L'homme ne doit pas oublier qu'il est le protecteur de la femme. C'est à lui que revient, en cas de péril, le poste le plus exposé. Il se risquera toujours pour préserver une femme d'un accident ou d'un malheur.

Mais ce qui fait tout le prix de cette sollicitude particulière dont la femme est l'objet de la part de l'homme poli, c'est la discrétion dont usera ce dernier.

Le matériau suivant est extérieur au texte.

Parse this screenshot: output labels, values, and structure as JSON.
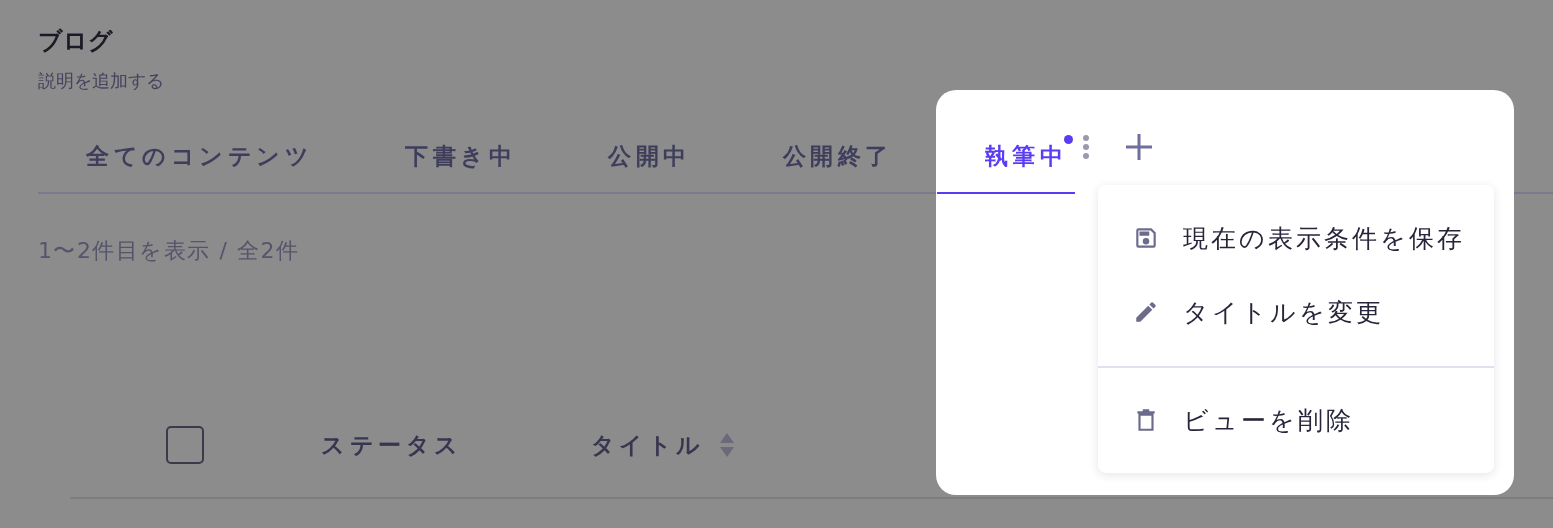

Politesse n'est pas obséquiosité. Il ne faut pas affecter de rendre service aux dames pour leur créer des devoirs de reconnaissance. Il est, du reste, des services qu'on ne rend pas. Un homme correct n'offrira pas à une femme, qui se promène dans un jardin public, la chaisse qu'il occupe mais qu'il a payée. Il na faut pas paraître se tenir à l'affût des occasions d'être aimable. On deviendrait alors gênant.

De même que les messieurs laissent aux dames le haut du pavé, c'est à elles qu'ils réserveront le haut de la conversation. A moins de leur avoir été présentés, ils leur laisseront la direction et les initiatives de l'entretien. Ils seront toujours, autant que possible, de leur opinion et ne feront valoir leurs propres arguments qu'avec certaines précautions ou atténuations, par ménagement pour la susceptibilité féminine.

On a toujours le droit de faire des compliments aux dames, à condition d'y mettre de l'esprit, du discernement, de la discrétion. Ces compliments ne doivent, d'ailleurs, porter que sur les qualités que la femme entend laisser très apparentes. Elle pourait se formaliser de toute incursion dans ce qui touche à son carctère, son intimité.

Louez une femme, connue de vous, pour la voix qu'elle a fait entendre ou même, si vous êtes en relations suivies avec elle, pour la toilette qu'elle a portée au bal, mais ne lui faites pas de compliments au sujet de la couleur de ses cheveux, de l'ardeur de son tempérament, de la sévérité qu'elle met à gouverner sa maison.